Tot in de jaren 1970 behandelde het Belgische huwelijksrecht mannen en vrouwen ongelijk. Tot in de jaren 1970 werden natuurlijke kinderen erfrechtelijk gediscrimineerd. In andere landen ging het eenzelfde gangetje. In Nederland werd nog begin jaren ‘70 een homoseksueel chemisch gecastreerd.
Het tij keerde maar langzaam. De jaren 1980 vooral waren een kantelperiode in de nieuwe beleving van de seksualiteit. In de niet-heterogemeenschap waren homo’s en lesbiennes de eersten om zich te emanciperen, en pas nadien volgden andere groepen, die ik met permissie en respect zou willen omschrijven als ‘meer complexe categorieën’: mensen die vaak niet enkel zichzelf moesten leren ontdekken maar die ook vaak emotioneel verward op zoek moesten naar een gendercategorie die misschien nog niet eerder was omschreven. Begrippen kwamen soms op en verdwenen, tot op vandaag, omdat we nieuwe inzichten krijgen in de complexe mens, in al zijn verscheidenheid… (Waarbij het acroniem dat inmiddels al tot lgbtqia+ is uitgebreid, me uiteindelijk ook een behoorlijk zwakke benaming lijkt.)
Diplomatie, geduld en hoop
Laten we nu teruggaan naar de beginvraag: hoe reageren op de felle tegenwind?

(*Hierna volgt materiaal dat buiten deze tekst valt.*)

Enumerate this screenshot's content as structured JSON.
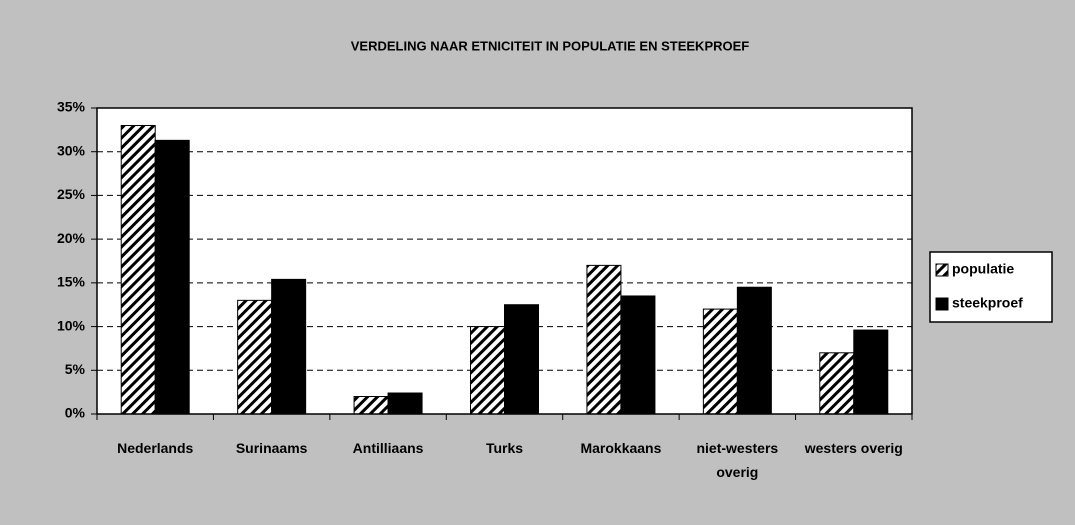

Eén. Het tijdvak van de vele genderidentiteiten is nog maar heel recent aangebroken. Het gaat om een revolutie in de geschiedenis van de mensheid. Welnu, ook de meest militante activist zal niet ontkomen aan de wetenschap dat grote hervormingen nu eenmaal tijd vragen. We moeten uiteraard druk op de ketel zetten maar teveel bruuskeren is vragen om averechtse, contraproductieve effecten.
Twee. Ken uw tegenstanders. Doorgrond ze. Maar probeer ze ook te begrijpen, om indien mogelijk het ijs te breken en te ijveren voor begrip, voor erkenning, voor respect. Recht in de ogen kijken en gewoon vriendelijk en hoffelijk zijn, dat kan al heel ontwapenend werken. Spiegel u aan politici zoals Petra De Sutter, Elio Di Rupo of Xavier Bettel, de Luxemburgse premier, zij hebben een baanbrekende voorbeeldfunctie. Hun spirit moeten wij elk op ons niveau meenemen.
Drie. Het politieke populisme kreeg alvast een felle knauw met de nederlaag van Trump. In een land als Hongarije is de positie van Orban niet in steen gebeiteld en laten levendige middenveld- en burgerbewegingen zich meer dan ooit horen. Ik ben ervan overtuigd dat in een wereld waarin kennis zich grenzeloos verspreiden kan, de wetenschap het finaal haalt van onwetendheid en leugens. In zulke context is de genderemancipatie van het individu misschien wel af te remmen maar niet te stoppen.
Vier. Wanneer de anti-homobeweging bouwt op lijnen uit verleden, dan staat daar tegenover dat jaar na jaar en steeds opnieuw jongeren zich aandienen, in een levensfase waarin ze hun identiteit verkennen en opbouwen. Ze worden ook steeds ongeduldiger en vragen rekenschap van de generaties voor hen. Kijk eens aan hoe sterk de Belgian Cats hebben gereageerd op de symptomatische uitschuiver bij de vrt-sportredactie! Jongeren vinden mekaar ook heel snel dankzij sociale media, iets waarin ze verschillen van de generaties die voor hen komen. Geconnecteerd als ze zijn, zullen vooral de jongeren het verschil maken en de nieuwe wereld uitbouwen waarvan we dromen.
Dat is een hoopvol perspectief, op deze veertiende Antwerp Pride. Het ga jullie goed!